The Foreign Ministry said the Palestinian people and administration were right to react strongly against the agreement.

Turkish President Recep Tayyip Erdogan attends a meeting with Russian President Vladimir Putin in the Black sea resort of Sochi, Russia, 22 October 2019 (photo credit: SERGEI CHIRIKOV/POOL VIA REUTERS)
Turkish President Recep Tayyip Erdogan attends a meeting with Russian President Vladimir Putin in the Black sea resort of Sochi, Russia, 22 October 2019
(photo credit: SERGEI CHIRIKOV/POOL VIA REUTERS)
President Tayyip Erdogan said on Friday that Turkey was considering closing its embassy in Abu Dhabi and suspending diplomatic ties with the United Arab Emirates over its accord to normalize ties with Israel.
Erdogan was speaking to reporters in Istanbul after the Turkish Foreign Ministry said history will never forgive the "hypocritical behavior" of the UAE in agreeing such a deal.
The Foreign Ministry said the Palestinian people and administration were right to react strongly against the agreement, which recasts the order of Middle East politics from the Palestinian issue to the fight against Iran.
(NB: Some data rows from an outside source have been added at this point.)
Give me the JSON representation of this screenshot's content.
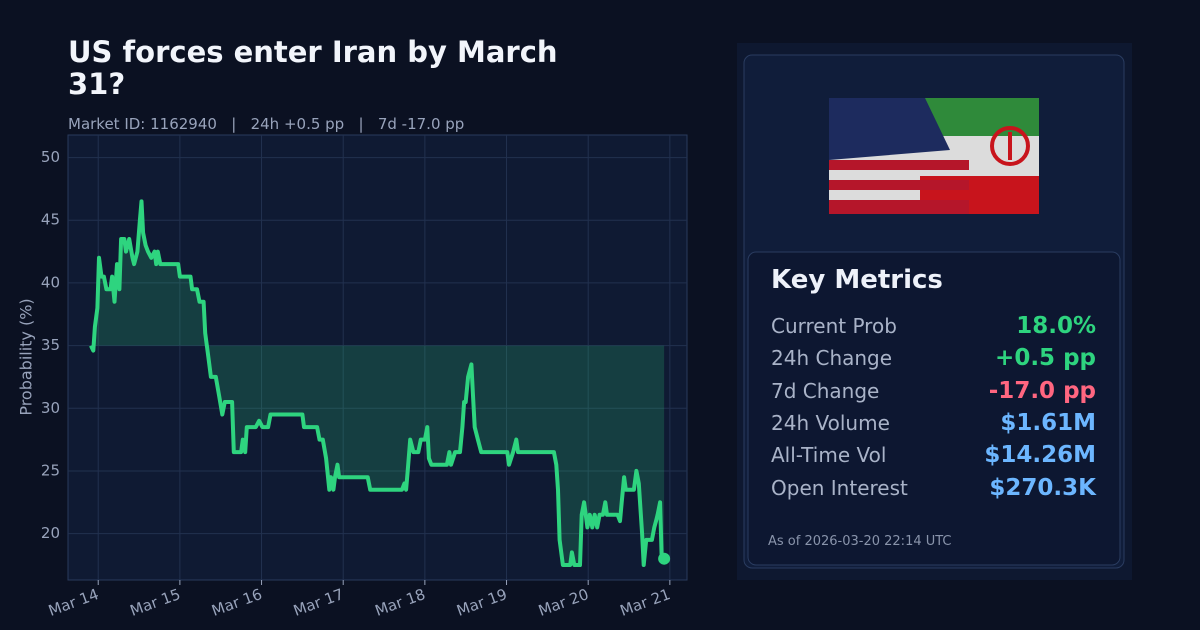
{
  "chart_data": {
    "type": "line",
    "title": "US forces enter Iran by March 31?",
    "subtitle": "Market ID: 1162940   |   24h +0.5 pp   |   7d -17.0 pp",
    "y_label": "Probability (%)",
    "xlim": [
      13.63,
      21.21
    ],
    "ylim": [
      16.3,
      51.8
    ],
    "xticks": [
      {
        "value": 14,
        "label": "Mar 14"
      },
      {
        "value": 15,
        "label": "Mar 15"
      },
      {
        "value": 16,
        "label": "Mar 16"
      },
      {
        "value": 17,
        "label": "Mar 17"
      },
      {
        "value": 18,
        "label": "Mar 18"
      },
      {
        "value": 19,
        "label": "Mar 19"
      },
      {
        "value": 20,
        "label": "Mar 20"
      },
      {
        "value": 21,
        "label": "Mar 21"
      }
    ],
    "yticks": [
      20,
      25,
      30,
      35,
      40,
      45,
      50
    ],
    "grid": true,
    "series": [
      {
        "color": "#2ed47f",
        "x": [
          13.91,
          13.94,
          13.96,
          13.99,
          14.01,
          14.04,
          14.07,
          14.1,
          14.15,
          14.17,
          14.2,
          14.23,
          14.26,
          14.28,
          14.32,
          14.34,
          14.38,
          14.42,
          14.44,
          14.48,
          14.51,
          14.53,
          14.55,
          14.58,
          14.61,
          14.65,
          14.69,
          14.71,
          14.73,
          14.76,
          14.98,
          15.0,
          15.13,
          15.15,
          15.21,
          15.24,
          15.29,
          15.31,
          15.35,
          15.38,
          15.44,
          15.48,
          15.52,
          15.55,
          15.64,
          15.66,
          15.75,
          15.77,
          15.8,
          15.82,
          15.93,
          15.97,
          16.01,
          16.08,
          16.11,
          16.5,
          16.52,
          16.68,
          16.71,
          16.75,
          16.79,
          16.83,
          16.85,
          16.88,
          16.9,
          16.93,
          16.95,
          17.3,
          17.33,
          17.72,
          17.75,
          17.77,
          17.79,
          17.82,
          17.86,
          17.92,
          17.95,
          18.0,
          18.03,
          18.05,
          18.08,
          18.27,
          18.3,
          18.32,
          18.37,
          18.43,
          18.46,
          18.48,
          18.5,
          18.53,
          18.57,
          18.59,
          18.61,
          18.65,
          18.69,
          18.77,
          19.01,
          19.03,
          19.08,
          19.12,
          19.14,
          19.58,
          19.61,
          19.63,
          19.65,
          19.69,
          19.78,
          19.8,
          19.83,
          19.9,
          19.92,
          19.95,
          19.99,
          20.02,
          20.05,
          20.08,
          20.11,
          20.14,
          20.18,
          20.21,
          20.23,
          20.36,
          20.39,
          20.41,
          20.44,
          20.46,
          20.56,
          20.59,
          20.62,
          20.66,
          20.68,
          20.71,
          20.78,
          20.81,
          20.83,
          20.85,
          20.88,
          20.9,
          20.93
        ],
        "values": [
          35,
          34.6,
          36.5,
          38,
          42,
          40.5,
          40.5,
          39.5,
          39.5,
          40.5,
          38.5,
          41.5,
          39.5,
          43.5,
          43.5,
          42.5,
          43.5,
          42,
          41.5,
          42.5,
          45,
          46.5,
          44,
          43,
          42.5,
          42,
          42.5,
          41.5,
          42.5,
          41.5,
          41.5,
          40.5,
          40.5,
          39.5,
          39.5,
          38.5,
          38.5,
          36,
          34,
          32.5,
          32.5,
          31,
          29.5,
          30.5,
          30.5,
          26.5,
          26.5,
          27.5,
          26.5,
          28.5,
          28.5,
          29,
          28.5,
          28.5,
          29.5,
          29.5,
          28.5,
          28.5,
          27.5,
          27.5,
          26,
          23.5,
          24.5,
          23.5,
          24.5,
          25.5,
          24.5,
          24.5,
          23.5,
          23.5,
          24,
          23.5,
          25,
          27.5,
          26.5,
          26.5,
          27.5,
          27.5,
          28.5,
          26,
          25.5,
          25.5,
          26.5,
          25.5,
          26.5,
          26.5,
          28.5,
          30.5,
          30.5,
          32.5,
          33.5,
          31,
          28.5,
          27.5,
          26.5,
          26.5,
          26.5,
          25.5,
          26.5,
          27.5,
          26.5,
          26.5,
          25.5,
          23.5,
          19.5,
          17.5,
          17.5,
          18.5,
          17.5,
          17.5,
          21.5,
          22.5,
          20.5,
          21.5,
          20.5,
          21.5,
          20.5,
          21.5,
          21.5,
          22.5,
          21.5,
          21.5,
          21,
          22.5,
          24.5,
          23.5,
          23.5,
          25,
          24,
          20,
          17.5,
          19.5,
          19.5,
          20.5,
          21,
          21.5,
          22.5,
          18,
          18
        ]
      }
    ]
  },
  "panel": {
    "heading": "Key Metrics",
    "as_of": "As of 2026-03-20 22:14 UTC",
    "metrics": [
      {
        "label": "Current Prob",
        "value": "18.0%",
        "color": "#2ed47f"
      },
      {
        "label": "24h Change",
        "value": "+0.5 pp",
        "color": "#2ed47f"
      },
      {
        "label": "7d Change",
        "value": "-17.0 pp",
        "color": "#ff6680"
      },
      {
        "label": "24h Volume",
        "value": "$1.61M",
        "color": "#6cb6ff"
      },
      {
        "label": "All-Time Vol",
        "value": "$14.26M",
        "color": "#6cb6ff"
      },
      {
        "label": "Open Interest",
        "value": "$270.3K",
        "color": "#6cb6ff"
      }
    ]
  }
}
"History and the conscience of the region's peoples will not forget and never forgive this hypocritical behavior of the UAE, betraying the Palestinian cause for the sake of its narrow interests," the ministry said in a statement.
"It is extremely worrying that the UAE should, with a unilateral action, try and do away with the (2002) Arab Peace Plan developed by the Arab League. It is not in the slightest credible that this three-way declaration should be presented as supporting the Palestinian cause."
US President Donald Trump helped broker the accord.
Turkey has diplomatic and trade ties with Israel, but relations have been strained for years. In 2010 Israeli commandos killed 10 Turkish activists trying to breach a blockade on the Gaza Strip, which is ruled by the Palestinian Islamist movement Hamas.
The UAE becomes the third Arab country to establish full relations with Israel, after Egypt in 1979 and Jordan in 1994.